Global markets strong due to ECB quantitative easing and GE plans
S&P 500 near record high with European equities at 15-year peaks
A general view of Madrid’s stock market. Investors have been emboldened by the prospect of an economic recovery as the European Central Bank’s €1.1 trillion quantitative easing policy suppresses borrowing costs and cheapens the single currency. Photograph: Juan Carlos Hidalgo/EPA
Global stock markets ended the week with the S&P 500 back within striking distance of its record high, European equities at 15-year peaks and the Nikkei 225 in Tokyo briefly climbing back above 20,000 for the first time since 2000.
Investors have poured record amounts of money into euro-zone equities over recent months, emboldened by the prospect of an economic recovery as the European Central Bank’s €1.1 trillion quantitative easing policy suppresses borrowing costs and cheapens the single currency.
With the ECB’s €60 billion of monthly bond purchases starting only last month, investors are mindful that the euro-zone equity rally has further room to run, given the stellar performance of US shares in recent years when the Federal Reserve was the largest buyer of government debt.
Wall Street’s latest push higher came as General Electric unveiled plans to sell the bulk of its finance arm and return up to $90 billion (€85bn) to shareholders through stock buybacks and dividend increases over the next three years.
By midday in New York, the S&P 500 equity index was up 0.5 per cent at 2,100, leaving it about 0.8 per cent below last month’s record close and putting it on track for a weekly gain of 1.6 per cent. GE shares were up 8 per cent.
The news from GE helped equity bulls shrug aside worries about first-quarter corporate earnings and the renewed appreciation of the dollar. Energy stocks got a lift from a 1.8 per cent rise for Brent crude oil to $57.58 a barrel – leaving it nearly 5 per cent up over the week.
On this side of the Atlantic, the FTSEurofirst 300 index rose 0.9 per cent to its highest finish since October 2000 – up 3.7 per cent over the holiday-shortened week – while the Xetra Dax in Frankfurt and London’s FTSE 100 both ended at record peaks.
In Japan, the Nikkei touched 20,006 before turning tail and finishing 0.2 per cent lower at 19,907, although it rose 2.4 per cent over the five-day period. Hong Kong stocks made notable gains this week, with the Hang Seng’s 1.2 per cent gain on Friday giving a three-day advance of 7.9 per cent.

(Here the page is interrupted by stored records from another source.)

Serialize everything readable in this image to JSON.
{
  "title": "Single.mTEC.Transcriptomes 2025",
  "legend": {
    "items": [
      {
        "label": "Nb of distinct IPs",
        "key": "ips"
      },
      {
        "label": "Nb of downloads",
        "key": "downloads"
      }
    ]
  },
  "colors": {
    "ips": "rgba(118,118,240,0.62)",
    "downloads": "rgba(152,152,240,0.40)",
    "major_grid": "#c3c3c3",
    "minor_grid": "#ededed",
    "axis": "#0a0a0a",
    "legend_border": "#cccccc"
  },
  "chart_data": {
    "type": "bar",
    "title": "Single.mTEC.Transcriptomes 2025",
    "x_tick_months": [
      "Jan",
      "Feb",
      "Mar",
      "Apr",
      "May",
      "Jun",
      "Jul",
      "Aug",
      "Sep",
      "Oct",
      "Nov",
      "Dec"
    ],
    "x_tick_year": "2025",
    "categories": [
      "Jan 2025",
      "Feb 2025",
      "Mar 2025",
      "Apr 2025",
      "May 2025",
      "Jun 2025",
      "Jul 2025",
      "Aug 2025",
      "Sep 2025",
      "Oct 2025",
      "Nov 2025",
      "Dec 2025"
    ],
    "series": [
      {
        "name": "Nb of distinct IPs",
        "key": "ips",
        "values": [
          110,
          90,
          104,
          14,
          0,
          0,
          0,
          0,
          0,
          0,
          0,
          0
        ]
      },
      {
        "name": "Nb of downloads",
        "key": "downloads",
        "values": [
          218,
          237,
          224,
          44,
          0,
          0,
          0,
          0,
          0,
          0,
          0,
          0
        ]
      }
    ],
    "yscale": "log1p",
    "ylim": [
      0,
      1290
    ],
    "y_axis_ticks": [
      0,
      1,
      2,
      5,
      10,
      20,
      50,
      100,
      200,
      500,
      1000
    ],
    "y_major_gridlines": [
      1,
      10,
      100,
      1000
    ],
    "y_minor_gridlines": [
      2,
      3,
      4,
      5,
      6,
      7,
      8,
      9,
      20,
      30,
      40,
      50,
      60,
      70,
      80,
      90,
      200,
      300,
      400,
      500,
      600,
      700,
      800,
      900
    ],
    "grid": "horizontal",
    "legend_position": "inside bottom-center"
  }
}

US market participants appear to have taken the view that last week’s unexpectedly soft employment report for March – which showed the first sub-200,000 monthly rise in non-farm payrolls in a year – was not the beginning of a trend.
The dollar, which fell sharply in the wake of the jobs data, was up 0.2 per cent against a basket of currencies on Friday, giving it a five-day rise of 2.9 per cent and putting it back in sight of a recent 12-year high. The euro was down 0.6 per cent on the day at $1.0596, after touching $1.10 a week ago.

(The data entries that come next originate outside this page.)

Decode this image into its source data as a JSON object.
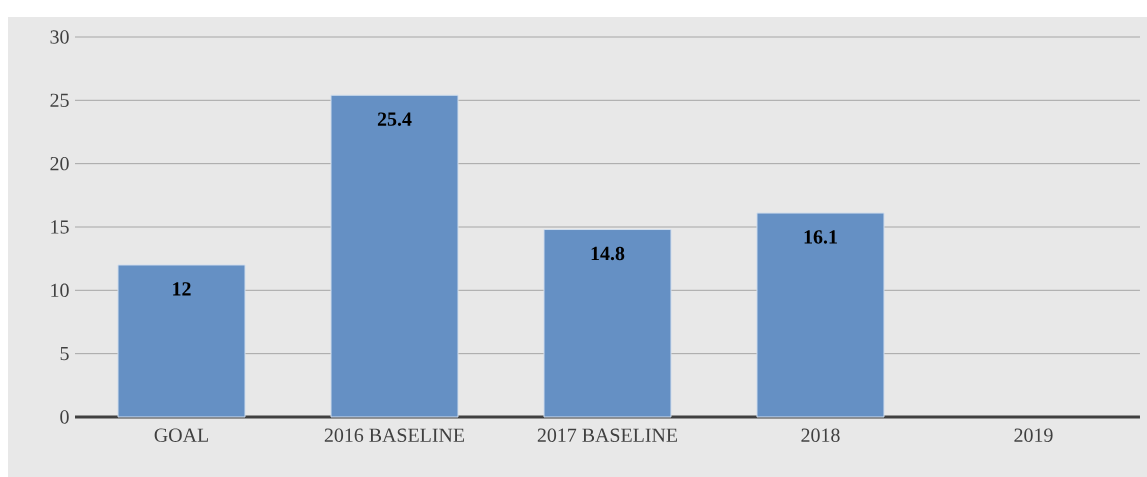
{
  "chart_data": {
    "type": "bar",
    "categories": [
      "GOAL",
      "2016 BASELINE",
      "2017 BASELINE",
      "2018",
      "2019"
    ],
    "values": [
      12,
      25.4,
      14.8,
      16.1,
      null
    ],
    "color": "#6590c4",
    "ylim": [
      0,
      30
    ],
    "yticks": [
      0,
      5,
      10,
      15,
      20,
      25,
      30
    ],
    "grid": "y",
    "data_labels": true
  }
}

There was a view in some quarters that the weak US jobs number might have been due to companies struggling to hire the right people after more than four years of solid employment growth and declining unemployment rates.
“If that is so, we should start to see more evidence of wage growth picking up in the months ahead,” said Chris Iggo at Axa Investment Managers.
“It would be ironic if a weaker data point on employment growth was a signal that the economy was close to full employment and that interest rate hikes should start soon.”
The US government bond market moved to price in the prospect of higher US rates. The yield on the 10-year Treasury, although down 2 basis points at 1.94 per cent on Friday, was up 10 basis points over the week. The two-year yield, steady on the day at 0.54 per cent, was 6bp higher than a week earlier.
Meanwhile, the German 10-year Bund yield hit a record low of 0.14 per cent this week before pulling back to 0.16 per cent, flat on the day and 2 basis points down over the five-day period.
A quarter of euro-zone government bonds now trade with a negative yield, creating a powerful incentive for investors to own shares that pay a higher dividend. The declining value of the euro, which has fallen 12 per cent this year, also provides a boost for euro-zone companies that rely on foreign-based revenues, providing a notable tailwind for large multinationals such as Merck, BASF, Volkswagen, Adidas, Peugeot and Airbus.
Switzerland broke new ground this week by becoming the first nation to issue 10-year debt with a negative yield.